I haven’t found any helpful Regex tools to help me figure this complicated pattern out.
I have the following string:
Myfirstname Mylastname, Department of Mydepartment, Mytitle, The University of Me; 4-1-1, Hong,Bunk, Tokyo 113-8655, Japan E-mail:my.email@example.jp, Tel:00-00-222-1171, Fax:00-00-225-3386
I am trying to learn enough Regex patterns to remove the substrings one at a time:
E-mail:my.email@example.jp
Tel:00-00-222-1171
Fax:00-00-225-3386
So I think the correct pattern would be to remove a given word (ie., "E-mail", "Tel") all the way through the following comma.
Is type of dynamic pattern possible in Regex?
I am performing the match in Python, however, I don’t think that would matter too much.
Also, I know the data string looks comma separated, and it is. However there is no guarantee of preserving the order of those fields.
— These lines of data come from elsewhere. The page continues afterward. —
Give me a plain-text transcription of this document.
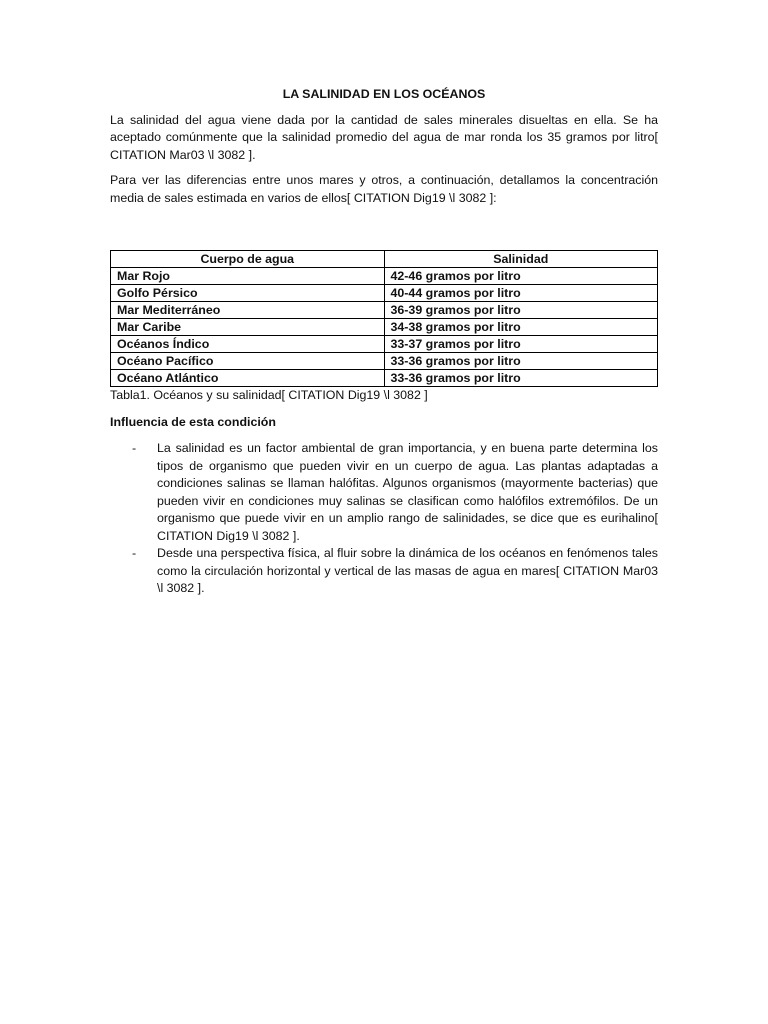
LA SALINIDAD EN LOS OCÉANOS

La salinidad del agua viene dada por la cantidad de sales minerales disueltas en ella. Se ha aceptado comúnmente que la salinidad promedio del agua de mar ronda los 35 gramos por litro[ CITATION Mar03 \l 3082 ].

Para ver las diferencias entre unos mares y otros, a continuación, detallamos la concentración media de sales estimada en varios de ellos[ CITATION Dig19 \l 3082 ]:

Cuerpo de agua	Salinidad
Mar Rojo	42-46 gramos por litro
Golfo Pérsico	40-44 gramos por litro
Mar Mediterráneo	36-39 gramos por litro
Mar Caribe	34-38 gramos por litro
Océanos Índico	33-37 gramos por litro
Océano Pacífico	33-36 gramos por litro
Océano Atlántico	33-36 gramos por litro

Tabla1. Océanos y su salinidad[ CITATION Dig19 \l 3082 ]

Influencia de esta condición

- La salinidad es un factor ambiental de gran importancia, y en buena parte determina los tipos de organismo que pueden vivir en un cuerpo de agua. Las plantas adaptadas a condiciones salinas se llaman halófitas. Algunos organismos (mayormente bacterias) que pueden vivir en condiciones muy salinas se clasifican como halófilos extremófilos. De un organismo que puede vivir en un amplio rango de salinidades, se dice que es eurihalino[ CITATION Dig19 \l 3082 ].
- Desde una perspectiva física, al fluir sobre la dinámica de los océanos en fenómenos tales como la circulación horizontal y vertical de las masas de agua en mares[ CITATION Mar03 \l 3082 ].
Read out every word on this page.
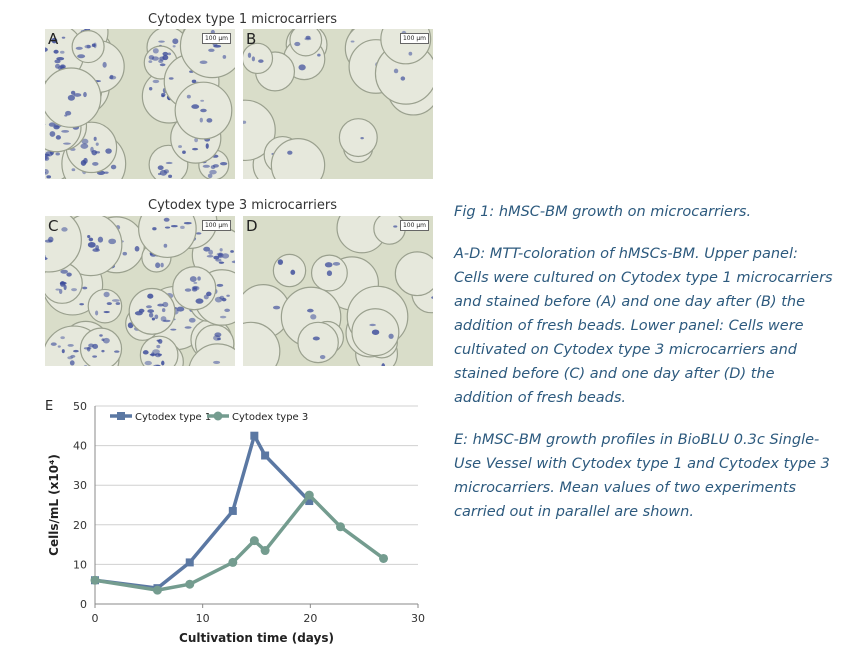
Cytodex type 1 microcarriers
Cytodex type 3 microcarriers
A	100 µm B	100 µm
C	100 µm D	100 µm
E
0
10
20
30
40
50
0	10	20	30
Cultivation time (days)
Cells/mL (x10⁴)
Cytodex type 1 Cytodex type 3

Fig 1: hMSC-BM growth on microcarriers.

A-D: MTT-coloration of hMSCs-BM. Upper panel: Cells were cultured on Cytodex type 1 microcarriers and stained before (A) and one day after (B) the addition of fresh beads. Lower panel: Cells were cultivated on Cytodex type 3 microcarriers and stained before (C) and one day after (D) the addition of fresh beads.

E: hMSC-BM growth profiles in BioBLU 0.3c Single-Use Vessel with Cytodex type 1 and Cytodex type 3 microcarriers. Mean values of two experiments carried out in parallel are shown.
That’s why I’m trying to use a Regex match.
>Solution :
How about this regex:
<YOUR_WORD>.*?(?=(,|($)))
Explanation:
- It looks for the word specified in
<YOUR_WORD>placeholder - It looks for any kind of character afterwards
- The search stops when it hits one of the two options:
- It finds the character
, - It finds an end of the line
- It finds the character
So:
E-mail.*?(?=(,|($)))
Will result in:
E-mail:my.email@example.jp
And
Fax.*?(?=(,|($)))
Will result in:
Fax:00-00-225-3386
If there are edge cases it misses – I would like to know, and whether it affects the performance/ is necessary.